27-28 August 2018 — Maynooth, Co Kildare (near Dublin), Ireland

Announced Posters/Demos

Leveraging Gherkin Controlled Natural Language for Global Product Information Development

Morgan O’Brien

Behavior Driven Development (BDD) has been growing as a development methodology for the last 10+ years and in that time, has matured as a way of designing software based on behaviors expected by customers. In McAfee, we aim to use the BDD process more and are expanding the usefulness of the MT technology in place. Within BDD, the Gherkin Controlled Natural Language (CNL) is a syntax and common terminology set that is used to describe a software or business process. It is directly linked to the test process and automation code for testing.

Given there exists this control on the language to describe our software using BDD and Gherkin, we seek to test if Machine Translation accuracy can reach a production level for publishing without the need for Post Editing and set some next steps to making this reality. Thus, enabling global product in-formation development to happen as part of the Software Development Life Cycle (SDLC).

Reasoning with Arithmetic in the Attempto Reasoner RACE

Norbert E. Fuchs

Attempto Controlled English (ACE) offers numbers that are positive and negative integers and positive and negative reals. Furthermore, there are arithmetic expressions built with the help of the operators +, -, *, /, ^ from numbers, variables, proper names and parenthesised subexpressions.

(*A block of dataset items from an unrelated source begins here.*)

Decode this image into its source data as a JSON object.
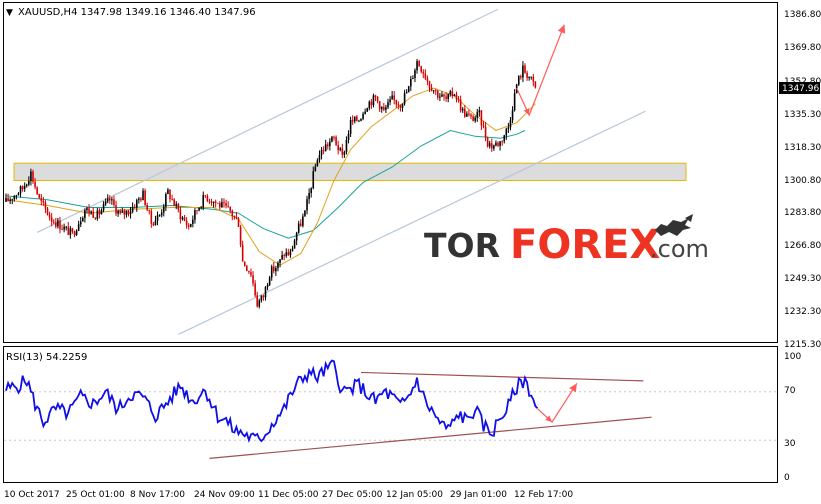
{
  "colors": {
    "bull": "#000000",
    "bear": "#d40000",
    "ma_fast": "#e3a21a",
    "ma_slow": "#1aa39a",
    "channel": "#b8c8d8",
    "zone_fill": "#dcdcdc",
    "zone_border": "#e6b800",
    "rsi": "#1010e6",
    "rsi_trend": "#a05050",
    "forecast": "#ff5a5a",
    "grid_text": "#000000",
    "price_box": "#000000"
  },
  "price_panel": {
    "header": "XAUUSD,H4  1347.98 1349.16 1346.40 1347.96",
    "current_price": "1347.96",
    "y_ticks": [
      "1386.80",
      "1369.80",
      "1352.80",
      "1335.30",
      "1318.30",
      "1300.80",
      "1283.80",
      "1266.80",
      "1249.30",
      "1232.30",
      "1215.30"
    ]
  },
  "rsi_panel": {
    "header": "RSI(13) 54.2259",
    "y_ticks": [
      "100",
      "70",
      "30",
      "0"
    ]
  },
  "x_ticks": [
    "10 Oct 2017",
    "25 Oct 01:00",
    "8 Nov 17:00",
    "24 Nov 09:00",
    "11 Dec 05:00",
    "27 Dec 05:00",
    "12 Jan 05:00",
    "29 Jan 01:00",
    "12 Feb 17:00"
  ],
  "watermark": {
    "part1": "TOR",
    "part2": "FOREX",
    "part3": ".com",
    "icon": "bull-bear-icon"
  },
  "chart_data": {
    "type": "candlestick",
    "symbol": "XAUUSD",
    "timeframe": "H4",
    "ohlc_last": {
      "open": 1347.98,
      "high": 1349.16,
      "low": 1346.4,
      "close": 1347.96
    },
    "price_ylim": [
      1215.3,
      1386.8
    ],
    "rsi_ylim": [
      0,
      100
    ],
    "rsi_period": 13,
    "rsi_last": 54.2259,
    "close_path": [
      [
        0,
        1289
      ],
      [
        8,
        1296
      ],
      [
        12,
        1304
      ],
      [
        16,
        1290
      ],
      [
        22,
        1280
      ],
      [
        27,
        1276
      ],
      [
        32,
        1272
      ],
      [
        38,
        1285
      ],
      [
        44,
        1282
      ],
      [
        50,
        1290
      ],
      [
        55,
        1282
      ],
      [
        60,
        1285
      ],
      [
        66,
        1293
      ],
      [
        70,
        1278
      ],
      [
        74,
        1282
      ],
      [
        78,
        1294
      ],
      [
        84,
        1282
      ],
      [
        88,
        1276
      ],
      [
        92,
        1285
      ],
      [
        96,
        1292
      ],
      [
        102,
        1288
      ],
      [
        108,
        1284
      ],
      [
        112,
        1278
      ],
      [
        114,
        1258
      ],
      [
        118,
        1252
      ],
      [
        121,
        1236
      ],
      [
        124,
        1240
      ],
      [
        127,
        1252
      ],
      [
        131,
        1256
      ],
      [
        134,
        1262
      ],
      [
        137,
        1262
      ],
      [
        140,
        1273
      ],
      [
        144,
        1283
      ],
      [
        146,
        1293
      ],
      [
        150,
        1312
      ],
      [
        154,
        1318
      ],
      [
        158,
        1322
      ],
      [
        162,
        1312
      ],
      [
        166,
        1330
      ],
      [
        170,
        1332
      ],
      [
        174,
        1340
      ],
      [
        178,
        1343
      ],
      [
        182,
        1336
      ],
      [
        186,
        1342
      ],
      [
        190,
        1340
      ],
      [
        194,
        1348
      ],
      [
        198,
        1362
      ],
      [
        201,
        1357
      ],
      [
        204,
        1350
      ],
      [
        208,
        1345
      ],
      [
        212,
        1342
      ],
      [
        216,
        1346
      ],
      [
        220,
        1336
      ],
      [
        224,
        1332
      ],
      [
        228,
        1334
      ],
      [
        232,
        1320
      ],
      [
        234,
        1318
      ],
      [
        238,
        1320
      ],
      [
        242,
        1328
      ],
      [
        246,
        1350
      ],
      [
        249,
        1358
      ],
      [
        252,
        1354
      ],
      [
        255,
        1348
      ]
    ],
    "ma_fast_path": [
      [
        0,
        1290
      ],
      [
        20,
        1287
      ],
      [
        40,
        1283
      ],
      [
        60,
        1285
      ],
      [
        80,
        1286
      ],
      [
        100,
        1286
      ],
      [
        112,
        1280
      ],
      [
        122,
        1263
      ],
      [
        132,
        1256
      ],
      [
        142,
        1262
      ],
      [
        150,
        1278
      ],
      [
        158,
        1300
      ],
      [
        166,
        1316
      ],
      [
        176,
        1328
      ],
      [
        186,
        1336
      ],
      [
        196,
        1344
      ],
      [
        206,
        1348
      ],
      [
        216,
        1344
      ],
      [
        226,
        1334
      ],
      [
        236,
        1326
      ],
      [
        246,
        1330
      ],
      [
        255,
        1340
      ]
    ],
    "ma_slow_path": [
      [
        0,
        1292
      ],
      [
        20,
        1290
      ],
      [
        40,
        1286
      ],
      [
        60,
        1286
      ],
      [
        80,
        1287
      ],
      [
        100,
        1285
      ],
      [
        112,
        1283
      ],
      [
        124,
        1275
      ],
      [
        136,
        1270
      ],
      [
        148,
        1274
      ],
      [
        160,
        1286
      ],
      [
        172,
        1299
      ],
      [
        186,
        1307
      ],
      [
        200,
        1318
      ],
      [
        214,
        1326
      ],
      [
        226,
        1323
      ],
      [
        238,
        1322
      ],
      [
        246,
        1324
      ],
      [
        250,
        1326
      ]
    ],
    "channel_upper": [
      [
        15,
        1273
      ],
      [
        237,
        1389
      ]
    ],
    "channel_lower": [
      [
        83,
        1220
      ],
      [
        308,
        1336
      ]
    ],
    "resistance_zone": [
      1300,
      1309
    ],
    "forecast_price": [
      [
        246,
        1348
      ],
      [
        252,
        1334
      ],
      [
        269,
        1381
      ]
    ],
    "rsi_path": [
      [
        0,
        72
      ],
      [
        6,
        75
      ],
      [
        10,
        80
      ],
      [
        14,
        60
      ],
      [
        18,
        45
      ],
      [
        24,
        56
      ],
      [
        30,
        52
      ],
      [
        36,
        66
      ],
      [
        42,
        60
      ],
      [
        48,
        70
      ],
      [
        54,
        55
      ],
      [
        60,
        68
      ],
      [
        66,
        66
      ],
      [
        72,
        50
      ],
      [
        78,
        62
      ],
      [
        84,
        75
      ],
      [
        90,
        62
      ],
      [
        96,
        72
      ],
      [
        102,
        50
      ],
      [
        106,
        46
      ],
      [
        110,
        38
      ],
      [
        114,
        36
      ],
      [
        118,
        32
      ],
      [
        122,
        30
      ],
      [
        126,
        38
      ],
      [
        130,
        48
      ],
      [
        134,
        56
      ],
      [
        138,
        70
      ],
      [
        142,
        80
      ],
      [
        146,
        86
      ],
      [
        150,
        82
      ],
      [
        154,
        88
      ],
      [
        158,
        92
      ],
      [
        162,
        70
      ],
      [
        166,
        72
      ],
      [
        170,
        76
      ],
      [
        174,
        68
      ],
      [
        178,
        62
      ],
      [
        182,
        70
      ],
      [
        186,
        66
      ],
      [
        190,
        58
      ],
      [
        194,
        66
      ],
      [
        198,
        80
      ],
      [
        202,
        62
      ],
      [
        206,
        52
      ],
      [
        210,
        42
      ],
      [
        214,
        40
      ],
      [
        218,
        52
      ],
      [
        222,
        46
      ],
      [
        226,
        56
      ],
      [
        230,
        42
      ],
      [
        234,
        36
      ],
      [
        238,
        48
      ],
      [
        242,
        58
      ],
      [
        246,
        74
      ],
      [
        250,
        80
      ],
      [
        254,
        64
      ],
      [
        256,
        54
      ]
    ],
    "rsi_trend_upper": [
      [
        171,
        86
      ],
      [
        307,
        79
      ]
    ],
    "rsi_trend_lower": [
      [
        98,
        15
      ],
      [
        311,
        49
      ]
    ],
    "forecast_rsi": [
      [
        256,
        56
      ],
      [
        263,
        45
      ],
      [
        275,
        77
      ]
    ]
  }
}
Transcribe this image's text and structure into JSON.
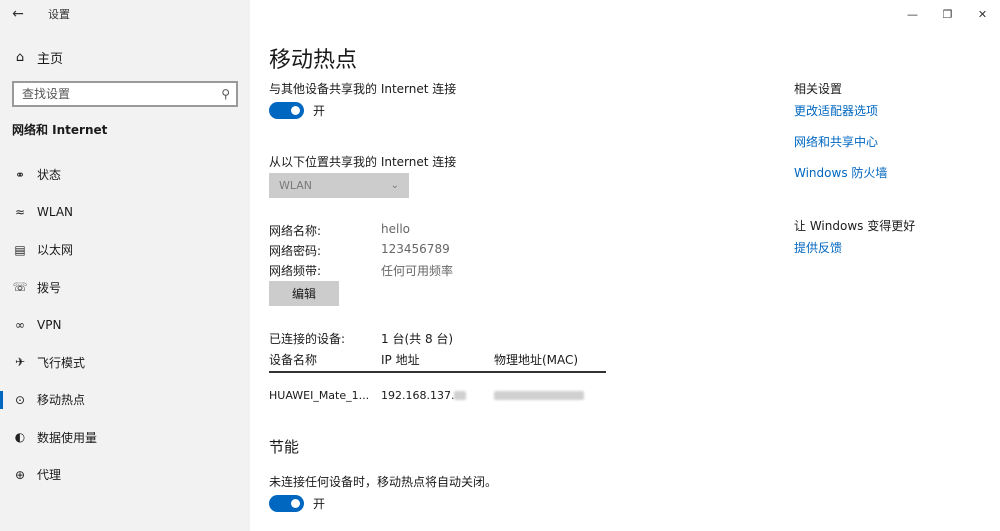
{
  "window": {
    "title": "设置"
  },
  "sidebar": {
    "home_label": "主页",
    "search_placeholder": "查找设置",
    "section_title": "网络和 Internet",
    "items": [
      {
        "label": "状态",
        "icon": "globe-icon"
      },
      {
        "label": "WLAN",
        "icon": "wifi-icon"
      },
      {
        "label": "以太网",
        "icon": "ethernet-icon"
      },
      {
        "label": "拨号",
        "icon": "dialup-icon"
      },
      {
        "label": "VPN",
        "icon": "vpn-icon"
      },
      {
        "label": "飞行模式",
        "icon": "airplane-icon"
      },
      {
        "label": "移动热点",
        "icon": "hotspot-icon",
        "active": true
      },
      {
        "label": "数据使用量",
        "icon": "data-usage-icon"
      },
      {
        "label": "代理",
        "icon": "globe-icon"
      }
    ]
  },
  "main": {
    "title": "移动热点",
    "share_label": "与其他设备共享我的 Internet 连接",
    "share_toggle": {
      "state_label": "开",
      "on": true
    },
    "share_from_label": "从以下位置共享我的 Internet 连接",
    "share_from_value": "WLAN",
    "network_name_label": "网络名称:",
    "network_name_value": "hello",
    "network_password_label": "网络密码:",
    "network_password_value": "123456789",
    "network_band_label": "网络频带:",
    "network_band_value": "任何可用频率",
    "edit_button": "编辑",
    "connected_label": "已连接的设备:",
    "connected_value": "1 台(共 8 台)",
    "table": {
      "headers": [
        "设备名称",
        "IP 地址",
        "物理地址(MAC)"
      ],
      "rows": [
        {
          "name": "HUAWEI_Mate_1...",
          "ip": "192.168.137.",
          "mac": ""
        }
      ]
    },
    "power_section": "节能",
    "power_label": "未连接任何设备时，移动热点将自动关闭。",
    "power_toggle": {
      "state_label": "开",
      "on": true
    }
  },
  "right_panel": {
    "related_title": "相关设置",
    "links": [
      "更改适配器选项",
      "网络和共享中心",
      "Windows 防火墙"
    ],
    "improve_title": "让 Windows 变得更好",
    "feedback_link": "提供反馈"
  },
  "colors": {
    "accent": "#0067c0",
    "sidebar_bg": "#f2f2f2"
  }
}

Boolean formulas are built from numbers, arithmetic expressions, proper names and variables with the help of the comparison operators =, =, >, >=, < and =<. In RACE the copula is can be used as a synonym for the comparison operator =.

When reasoning with arithmetic expressions and formulas one encounters four phenomena that did not previously occur in the Attempto reasoner RACE.

• While RACE fundamentally relies on syntactic matching of logical atoms, numerical expressions – like those in the formula 100/50 + 8 = 4 + 6 – cannot simply be matched, but must be numerically evaluated before being tested for equality.
• While previously the order of processing did not matter, the evaluation of expressions – as in A is B+C. C is D-1. B is 2. D is 3. – must be delayed until all constituents have a value.
• Even after evaluation remain problems of relating formulas, as can be seen in the deduction attempt X=1 |- X>0.
• As in standard logic arithmetical contradictions can involve negation, as for instance in A is 1. A is not 1. But there are new forms of contradictions not involving negation, for example A is 1. A is 2. or simply 1=2.

Using simple examples I will show in this demo how these problems can be solved so that RACE can effectively and efficiently reason with numbers, expressions and formulas.